Adenosine, a key factor in cancer immune evasion, is known to play a crucial role in generating immunosuppression within the tumor microenvironment (TME). Studies indicate that the TME exhibits significantly elevated levels (100-500 fold) of extracellular adenosine. Engagement with adenosine receptors A2A and A2B triggers immune response dampening, suppressing the function of effector cells and promoting the stability of immunosuppressive regulatory cells. Overexpression of A2A and A2B receptors is associated with unfavorable prognosis in various cancers, including prostate cancer, colorectal cancer, and lung adenocarcinoma, as it impairs the immune response against tumors. Consequently, targeting A2A and A2B receptors has become a high-priority approach for immunotherapeutic interventions. Portage Biotech is advancing four novel adenosine antagonists that cover the entire range of adenosine-targeting strategies. This comprehensive approach enables the exploration of how targeting the adenosine pathway can enhance treatment response across multiple cancer types and non-cancer indications.
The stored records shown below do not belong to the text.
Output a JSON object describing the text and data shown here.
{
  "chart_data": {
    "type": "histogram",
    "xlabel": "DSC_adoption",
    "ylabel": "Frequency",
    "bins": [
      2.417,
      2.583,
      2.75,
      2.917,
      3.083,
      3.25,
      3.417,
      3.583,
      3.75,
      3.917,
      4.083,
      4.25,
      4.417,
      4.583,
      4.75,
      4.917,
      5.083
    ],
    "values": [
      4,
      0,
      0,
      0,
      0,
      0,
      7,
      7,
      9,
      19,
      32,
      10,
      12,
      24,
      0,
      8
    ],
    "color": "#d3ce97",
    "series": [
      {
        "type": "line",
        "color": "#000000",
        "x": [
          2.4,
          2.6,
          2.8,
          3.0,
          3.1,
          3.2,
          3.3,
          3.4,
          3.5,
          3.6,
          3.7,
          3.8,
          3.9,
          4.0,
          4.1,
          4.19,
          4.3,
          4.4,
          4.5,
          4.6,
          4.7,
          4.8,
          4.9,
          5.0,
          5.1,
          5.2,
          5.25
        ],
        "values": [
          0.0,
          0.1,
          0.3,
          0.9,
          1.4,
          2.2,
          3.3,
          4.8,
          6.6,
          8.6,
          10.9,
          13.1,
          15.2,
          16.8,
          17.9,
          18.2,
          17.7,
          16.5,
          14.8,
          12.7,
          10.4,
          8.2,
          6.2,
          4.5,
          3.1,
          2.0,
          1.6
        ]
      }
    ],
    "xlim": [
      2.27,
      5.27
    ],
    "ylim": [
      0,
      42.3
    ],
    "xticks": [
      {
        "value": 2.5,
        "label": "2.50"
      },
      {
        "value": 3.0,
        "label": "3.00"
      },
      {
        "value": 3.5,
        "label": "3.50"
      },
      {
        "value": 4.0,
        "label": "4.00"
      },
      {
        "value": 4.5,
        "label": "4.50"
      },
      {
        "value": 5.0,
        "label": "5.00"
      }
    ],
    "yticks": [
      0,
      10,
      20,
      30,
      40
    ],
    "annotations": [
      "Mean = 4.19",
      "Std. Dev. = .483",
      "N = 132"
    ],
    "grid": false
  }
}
The ADPORT-601 trial, an adaptive Phase 1a/1b study, aims to investigate Portage Biotech's small molecule adenosine antagonists, PORT-6 and PORT-7. The study will assess their effectiveness as monotherapies, in combination with each other, and potentially in combination with other Portage assets. In Phase 1a, the safety of PORT-6 and PORT-7 will be evaluated as monotherapies and in combination with immune checkpoint inhibitors. The primary objective is to identify the recommended Phase 2 dose. Phase 1b, on the other hand, will focus on exploring PORT-6 and PORT-7 as monotherapies in a select patient population, comparing them to standard-of-care treatments through randomized trials.